Based on preliminary data and estimates, the Consolidated Fiscal Programme (CFP) is expected to be in a surplus of 2,156.8 million leva (2.2 per cent of the GDP projection) on a cash basis as at the end of August, the Finance Ministry said.
The national budget balance improved in structural terms compared to a year earlier mainly due to larger tax revenues (including from social and health insurance contributions). At the same time, the balance of EU fund accounts deteriorated in 2017 due to a baseline effect in 2016 related to EU grants reimbursed to Bulgaria early that year for expenditures incurred at the end of 2015 when project payments under the 2007-2013 programming period peaked.
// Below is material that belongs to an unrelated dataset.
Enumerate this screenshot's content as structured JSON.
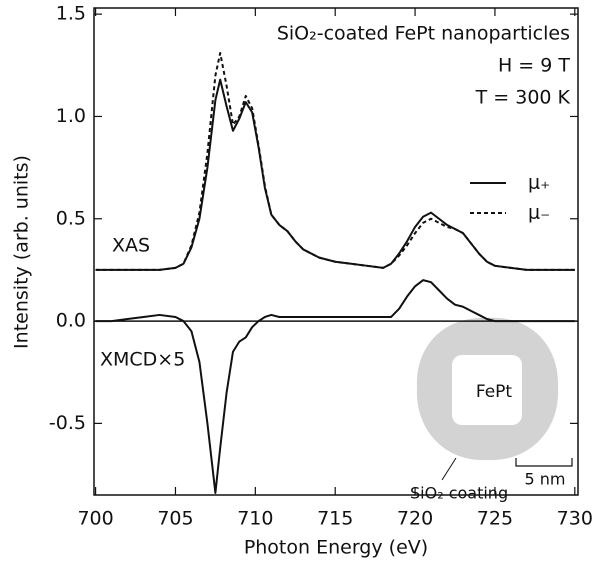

As at August 2017, CFP revenues and grants are expected to be 23,312.7 million leva, 65.8 per cent of the annual projection. Tax and non-tax revenues are expected to reach 68.1 per cent of the annual estimates. As at end-August, grant revenues were lower than a year earlier, and performance is expected to be 37.4 per cent of the annual estimates.
CFP expenditures, including Bulgaria's contribution to the EU budget, are expected to amount to 21,155.9 million leva, 57.5 per cent of the annual estimates. A year earlier, CFP expenditures amounted to 19,698.1 million leva.
The portion of Bulgaria's contribution to the EU budget paid from the central government budget as at August 2017 stood at 607.4 million leva.